I digress…Of all the links nestled within our desert oasis, without a doubt, the most famous is TPC Scottsdale, home to the annual Waste Management Open. Reminiscent of the 1996 hit sports comedy Happy Gilmore, this PGA spectacle consistently attracts half a million patrons, thereby making it the most attended event in golf and eliciting it the nickname “The Greatest Show on Grass.” The tournament is typified by its raucous atmosphere fueled by an assortment of odious individuals who ultimately represent an affront and direct contradiction to the gentlemanly standards championed by professional golf. Superimpose for a moment if you will, your stereotypical Wal-Mart crowd standing upon the meticulously maintained greens of The Players’ Course and right then, the picture begins to paint itself. For any international students, a day’s trip to the event is one that will most assuredly be well spent. The perfect grounds for experiencing the entire gambit of American vice, it’s not unusual to see the obese without shirts, or an ASU frat star drunkenly urinating behind a tent.
You may now find yourself asking, dear reader, “Why the detailed description of the Waste Management Open?” The answer: its history is inextricably linked with ours at the annual Thunderbird Underground Golf Classic. In an effort to uphold the dignity of the game, the PGA elected to host an exclusive and covert tournament during the week immediately following the Waste Management Open. Held beneath the cover of darkness, the tournament, amongst its respective clientele, has been compared to Davos, and is said to attract only the most elite of individuals from the four corners of the globe. One attendee of both the Waste Management and the Underground Classic, who, for purposes of anonymity will remain unnamed, recently said quote: “I’ve been to both tournaments and they are honestly incomparable. The exclusivity of the patrons, the limited field of players, the ferocity of competition at the Underground Classic is unparalleled, even by The Masters.”

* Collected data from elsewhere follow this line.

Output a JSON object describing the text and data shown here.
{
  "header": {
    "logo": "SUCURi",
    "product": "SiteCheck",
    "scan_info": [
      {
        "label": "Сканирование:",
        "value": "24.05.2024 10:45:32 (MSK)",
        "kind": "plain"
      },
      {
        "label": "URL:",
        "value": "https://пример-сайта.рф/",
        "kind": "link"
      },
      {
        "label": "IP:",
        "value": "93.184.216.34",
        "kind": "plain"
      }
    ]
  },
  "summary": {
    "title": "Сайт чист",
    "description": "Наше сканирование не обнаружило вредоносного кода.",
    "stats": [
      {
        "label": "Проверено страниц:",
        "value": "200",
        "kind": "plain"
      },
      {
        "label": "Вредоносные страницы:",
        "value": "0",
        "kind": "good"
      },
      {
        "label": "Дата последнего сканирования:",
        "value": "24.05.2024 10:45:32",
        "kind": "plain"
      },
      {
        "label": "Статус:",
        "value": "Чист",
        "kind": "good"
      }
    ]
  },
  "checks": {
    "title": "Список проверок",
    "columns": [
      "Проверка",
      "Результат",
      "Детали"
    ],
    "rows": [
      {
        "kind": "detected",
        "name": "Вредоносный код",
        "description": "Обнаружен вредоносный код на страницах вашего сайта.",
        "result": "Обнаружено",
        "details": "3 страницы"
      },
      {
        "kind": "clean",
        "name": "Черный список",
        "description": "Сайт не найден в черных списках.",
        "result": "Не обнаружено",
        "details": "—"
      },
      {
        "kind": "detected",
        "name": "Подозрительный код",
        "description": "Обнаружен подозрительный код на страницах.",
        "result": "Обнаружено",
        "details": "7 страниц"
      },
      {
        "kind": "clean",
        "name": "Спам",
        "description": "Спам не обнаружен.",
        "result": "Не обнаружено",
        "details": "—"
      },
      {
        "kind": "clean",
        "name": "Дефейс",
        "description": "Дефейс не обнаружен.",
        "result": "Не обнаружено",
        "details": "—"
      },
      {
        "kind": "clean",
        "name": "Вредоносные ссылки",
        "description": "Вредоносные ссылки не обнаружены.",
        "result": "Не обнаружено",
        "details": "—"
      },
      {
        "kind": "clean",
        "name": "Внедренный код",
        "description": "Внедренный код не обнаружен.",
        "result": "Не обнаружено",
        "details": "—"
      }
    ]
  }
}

Being that the Waste Management is scheduled to take place from February 2-5, it would only make sense then to be finding a number of golf balls inauspiciously strewed across campus. Shhhh…they are practicing for the even bigger event taking place next week on an unannounced day. To end with a forewarning though: For those planning on attending, have no fear for its cancellation, but rather, have fear for your lives, because as everyone knows, an isolated golf ball is just another death trap waiting to happen.